Eine Hobbywerkstatt entsteht...

  • Hallo Kameraden!


    Nachdem am 24.11.2014 meine damalige Werkstatt fast abgebrannte (der Späneofen der nachbarlichen Holzwerkstatt hatte das Dach in Brand gesetzt), entschied ich mich mit meiner Frau uns nach etwas eigenem umzusehen. Für die Sanierung der bisherigen Halle musste ich ausziehen, und die Werkstattmiete in Dresdner Zentrumsnähe war zwischenzeitlich in eine Höhe gestiegen, welche für reine Hobbyzwecke eigentlich deutlich zu hoch war, und würde wohl auch weiter steigen. Wenn man also schon mal auszog, dann lieber nicht wieder ein.
    Der erste Gedanke war, eine eigene Gewerbehalle zu erwerben, diese abzuteilen und teilweise zu vermieten, und den Rest selbst zu nutzen. Mit dieser Idee kam ich aber locker 10 Jahre zu spät, wenn ich nicht weit außerhalb von Dresden kaufen und schrauben wollte. Meine Erfahrung sagte aber, muss ich weiter als 15-30 Minuten von Zuhause aus fahren, werde ich keine kurzen Abstecher zum Schrauben machen, sondern nur noch los fahren, wenn ich mindestens einen halben Tag Zeit hätte...
    Also sahen wir uns nach einer Immobilie um, welche sich zum wohnen und schrauben eignen würde. Zuerst wurden aber zwei 20ft Container erworben, in welche jegliches Werkstattinventar zwischengelagert und bis zur Entleerung für Geld bewacht zwischengelagert wurden (und es bis Heute sind).
    Mit Glück fanden wir dann relativ schnell einen Bauernhof mit ausreichend großer Scheune, welcher in Stadtnähe veräußert werden sollte und sowohl vom Zustand, als auch von der Lage her zu unseren Vorstellungen passte.
    Im April 2015 erwarben wir den Hof, sanierten dessen Wohnhaus innerlich gründlich und zogen am 1.10.2015 ein.


    Nach unterschiedlichen weitern, notwendigen Baumaßnahmen konnte ich nun in diesem Jahr beginnen, mich um die Herrichtung der Scheune zu meiner zukünftigen Werkstatt zu kümmern.
    In diesem Thread möchte ich Euch also daran teilhaben lassen.

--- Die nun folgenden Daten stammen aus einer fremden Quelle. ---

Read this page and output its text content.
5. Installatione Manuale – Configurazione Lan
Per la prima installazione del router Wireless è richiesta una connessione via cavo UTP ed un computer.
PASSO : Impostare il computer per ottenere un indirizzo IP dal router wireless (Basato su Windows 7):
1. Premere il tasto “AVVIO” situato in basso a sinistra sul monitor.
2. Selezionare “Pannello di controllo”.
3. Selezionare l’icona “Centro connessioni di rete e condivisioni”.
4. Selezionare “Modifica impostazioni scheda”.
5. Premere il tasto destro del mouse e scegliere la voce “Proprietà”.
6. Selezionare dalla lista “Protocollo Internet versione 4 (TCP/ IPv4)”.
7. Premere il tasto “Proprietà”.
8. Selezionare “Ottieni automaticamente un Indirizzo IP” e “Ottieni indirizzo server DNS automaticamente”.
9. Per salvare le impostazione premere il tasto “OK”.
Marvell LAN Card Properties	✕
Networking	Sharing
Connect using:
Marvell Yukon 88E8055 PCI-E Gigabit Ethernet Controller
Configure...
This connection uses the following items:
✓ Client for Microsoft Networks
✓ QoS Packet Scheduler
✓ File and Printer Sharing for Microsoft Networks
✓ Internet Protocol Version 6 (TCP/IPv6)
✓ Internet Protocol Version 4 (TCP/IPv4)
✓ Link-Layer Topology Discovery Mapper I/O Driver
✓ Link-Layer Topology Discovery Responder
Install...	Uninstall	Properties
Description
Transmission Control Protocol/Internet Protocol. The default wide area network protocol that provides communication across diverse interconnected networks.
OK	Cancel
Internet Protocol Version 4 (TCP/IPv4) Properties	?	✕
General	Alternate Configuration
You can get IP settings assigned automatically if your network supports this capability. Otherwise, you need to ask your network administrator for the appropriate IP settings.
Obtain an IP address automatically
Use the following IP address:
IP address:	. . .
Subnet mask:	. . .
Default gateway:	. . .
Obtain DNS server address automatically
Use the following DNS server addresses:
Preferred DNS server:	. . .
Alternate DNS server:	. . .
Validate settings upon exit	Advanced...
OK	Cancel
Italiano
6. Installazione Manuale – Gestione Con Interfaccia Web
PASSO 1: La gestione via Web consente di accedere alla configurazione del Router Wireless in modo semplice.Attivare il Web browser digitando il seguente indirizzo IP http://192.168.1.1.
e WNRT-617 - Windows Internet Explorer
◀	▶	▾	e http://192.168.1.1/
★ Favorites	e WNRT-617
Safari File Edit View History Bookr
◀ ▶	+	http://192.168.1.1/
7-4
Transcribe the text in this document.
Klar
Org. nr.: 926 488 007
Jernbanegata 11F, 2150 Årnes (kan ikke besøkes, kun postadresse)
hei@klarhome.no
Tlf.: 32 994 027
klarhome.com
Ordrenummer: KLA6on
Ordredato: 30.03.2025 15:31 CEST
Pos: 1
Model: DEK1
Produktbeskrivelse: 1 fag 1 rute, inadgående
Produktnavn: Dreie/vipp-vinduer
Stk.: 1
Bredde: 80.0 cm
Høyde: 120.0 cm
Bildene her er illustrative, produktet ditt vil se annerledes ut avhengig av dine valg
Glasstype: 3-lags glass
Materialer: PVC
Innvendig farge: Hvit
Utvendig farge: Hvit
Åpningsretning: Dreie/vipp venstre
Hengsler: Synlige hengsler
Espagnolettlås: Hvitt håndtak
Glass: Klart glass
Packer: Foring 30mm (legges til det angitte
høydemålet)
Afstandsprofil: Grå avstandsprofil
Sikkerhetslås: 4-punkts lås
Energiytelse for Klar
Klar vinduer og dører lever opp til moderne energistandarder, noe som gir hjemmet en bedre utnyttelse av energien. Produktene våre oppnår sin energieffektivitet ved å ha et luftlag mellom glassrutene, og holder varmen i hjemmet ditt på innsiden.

    Ihr seit herzlich willkommen, Eure Tips dazu zu äußern, manches werde ich umsetzten, anderes einfach so machen, wie ich es will :P


    kristian b

  • Fangen wir an...


    Nach dem missglückten Versuch eine Unterflurhebebühne in die Scheune zu bauen (zu viel Schichtenwasser und Schwemmsand) wurde eine Schicht Unterbeton in die Scheune gebracht. Vorher wurden ~ 25m3 Untergrund ausgebaggert und abgefahren, der Boden bestand bis her aus Sand, gestampften Lehm und ein paar qm Ziegelboden.



    Ursprünglich hätte ich nun vor, einfach mit Faserbeton eine Bodenplatte gießen zu lassen, da mir Andreas (TDV) davon aber dringend abriet und zu einer klassischen Armierung riet, ließ ich mir ein paar Tonnen Eisen liefern und machte mich mit der Flechtkunst vertraut :P


    Viele Stunden und ein krummer Rücken später sind nun zwei Schichten Stahlmatten in der zukünftigen Werkstatt und warten auf die Betonpumpe. Da ich schon immer einen eigenen Bremsenprüfstand haben wollte, wurde die Fläche im Eingangsbereich schon beim Herstellen des Unterbetons deutlich tiefer ausgebaggert, so dass hier nun der Prüfstand seinen ausreichenden Untergrund vorfinden wird.


    Das graue Rohr wird der Kabelkanäle für den Prüfstand, der fehlende Meter kommt noch rechtzeitig dran ;)






  • Hallo,


    bitte entlang der Ecken vom Prüfstand noch je ein 8er Eisen, ca. 1 lfdm. lang, unter 45° einbauen.
    Das verhindert Schwindrisse.


    Jetzt könnte man anfangen, Tego-Metall aus alter Ladeneinrichtung zu sammeln.
    Erfahrungsgemäß hat man nie genug.
    Aber als universelles Regalsystem in einer Werkstatt gut zu gebrauchen.


    ...

  • @TDV
    meinst Du so, wie ich die Schwarzen Striche eingezeichnet habe? Soll ich die Eisen an den Rahmen verschweißen?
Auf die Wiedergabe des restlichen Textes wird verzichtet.